Physics is a field of big names, important research, and incredible advances, and it can be hard to feel like you matter in a community as beautiful and terrifying as physics. As a first-year student, you may look at the seniors in your department as these incredible students, with summers of research and publications under their belt, and feel like you’ll never measure up. The reality is, none of us know what we’re doing either. We’re the same as you—we’ve just had a little more time. Imposter syndrome has been a huge topic in our discussions lately. I think physics majors appreciate hearing from us seniors how stupid we feel sometimes. Sharing our experiences with them, the struggles, the wins, the tears, and the fears, has helped to show them that there are a million ways to be successful.
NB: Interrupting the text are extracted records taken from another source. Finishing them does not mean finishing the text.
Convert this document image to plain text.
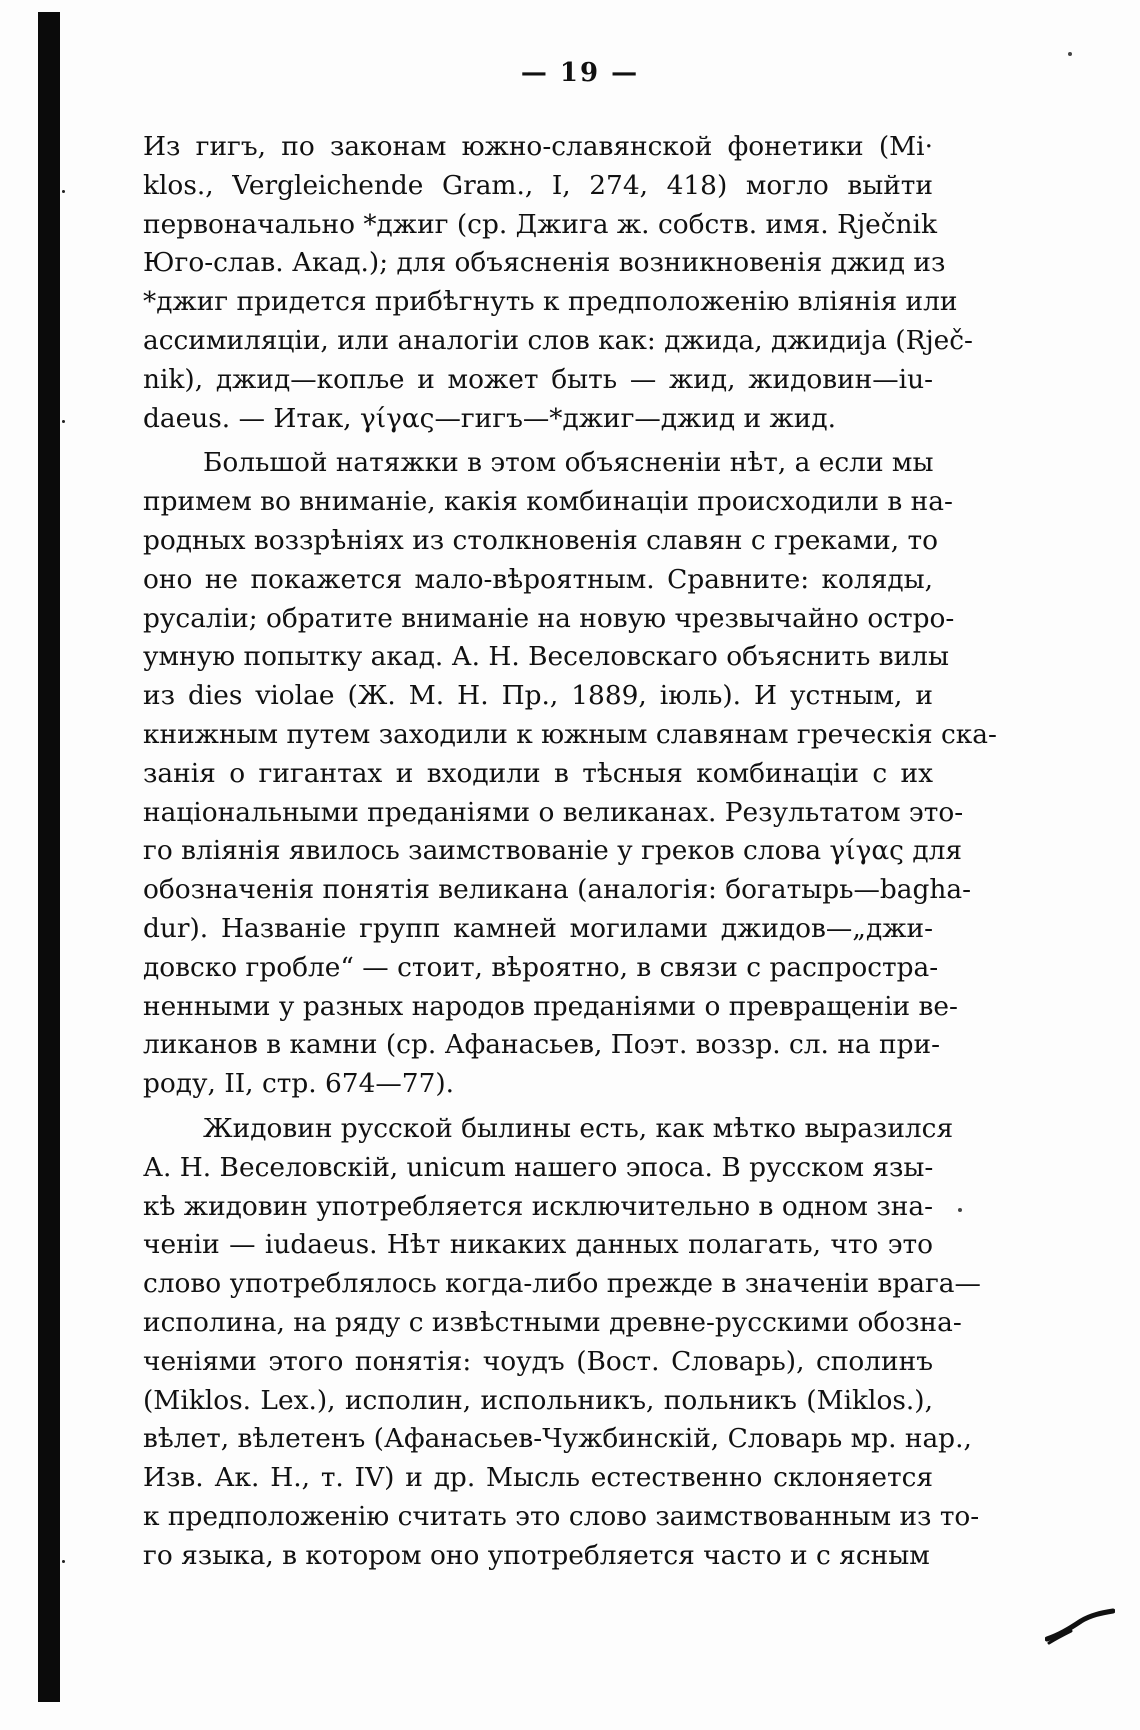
— 19 —
Из гигъ, по законам южно-славянской фонетики (Mi·
klos., Vergleichende Gram., I, 274, 418) могло выйти
первоначально *джиг (ср. Джига ж. собств. имя. Rječnik
Юго-слав. Акад.); для объясненія возникновенія джид из
*джиг придется прибѣгнуть к предположенію вліянія или
ассимиляціи, или аналогіи слов как: джида, джидија (Rječ-
nik), джид—копље и может быть — жид, жидовин—iu-
daeus. — Итак, γίγας—гигъ—*джиг—джид и жид.
Большой натяжки в этом объясненіи нѣт, а если мы
примем во вниманіе, какія комбинаціи происходили в на-
родных воззрѣніях из столкновенія славян с греками, то
оно не покажется мало-вѣроятным. Сравните: коляды,
русаліи; обратите вниманіе на новую чрезвычайно остро-
умную попытку акад. А. Н. Веселовскаго объяснить вилы
из dies violae (Ж. М. Н. Пр., 1889, іюль). И устным, и
книжным путем заходили к южным славянам греческія ска-
занія о гигантах и входили в тѣсныя комбинаціи с их
національными преданіями о великанах. Результатом это-
го вліянія явилось заимствованіе у греков слова γίγας для
обозначенія понятія великана (аналогія: богатырь—bagha-
dur). Названіе групп камней могилами джидов—„джи-
довско гробле“ — стоит, вѣроятно, в связи с распростра-
ненными у разных народов преданіями о превращеніи ве-
ликанов в камни (ср. Афанасьев, Поэт. воззр. сл. на при-
роду, II, стр. 674—77).
Жидовин русской былины есть, как мѣтко выразился
А. Н. Веселовскій, unicum нашего эпоса. В русском язы-
кѣ жидовин употребляется исключительно в одном зна-
ченіи — iudaeus. Нѣт никаких данных полагать, что это
слово употреблялось когда-либо прежде в значеніи врага—
исполина, на ряду с извѣстными древне-русскими обозна-
ченіями этого понятія: чоудъ (Вост. Словарь), сполинъ
(Miklos. Lex.), исполин, испольникъ, польникъ (Miklos.),
вѣлет, вѣлетенъ (Афанасьев-Чужбинскій, Словарь мр. нар.,
Изв. Ак. Н., т. IV) и др. Мысль естественно склоняется
к предположенію считать это слово заимствованным из то-
го языка, в котором оно употребляется часто и с ясным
This is so important to the future of the physics community—if all you see around you is success, everything that’s less than perfect is going to make you feel like you don’t belong. But if you know your role models and that they’ve struggled in the same way, you might be more likely to meet the challenges with confidence. If you get a chance, spend some time with those who are going through what you’ve gone through already. If they’re anything like me, they could use a friend in physics.

My role in the physics community at Furman has been one of, if not the most fulfilling part of my time as an undergrad. I’m so happy to have been part of Sigma Pi Sigma and the Society of Physics Students, and making the physics community a little less intimidating for someone else.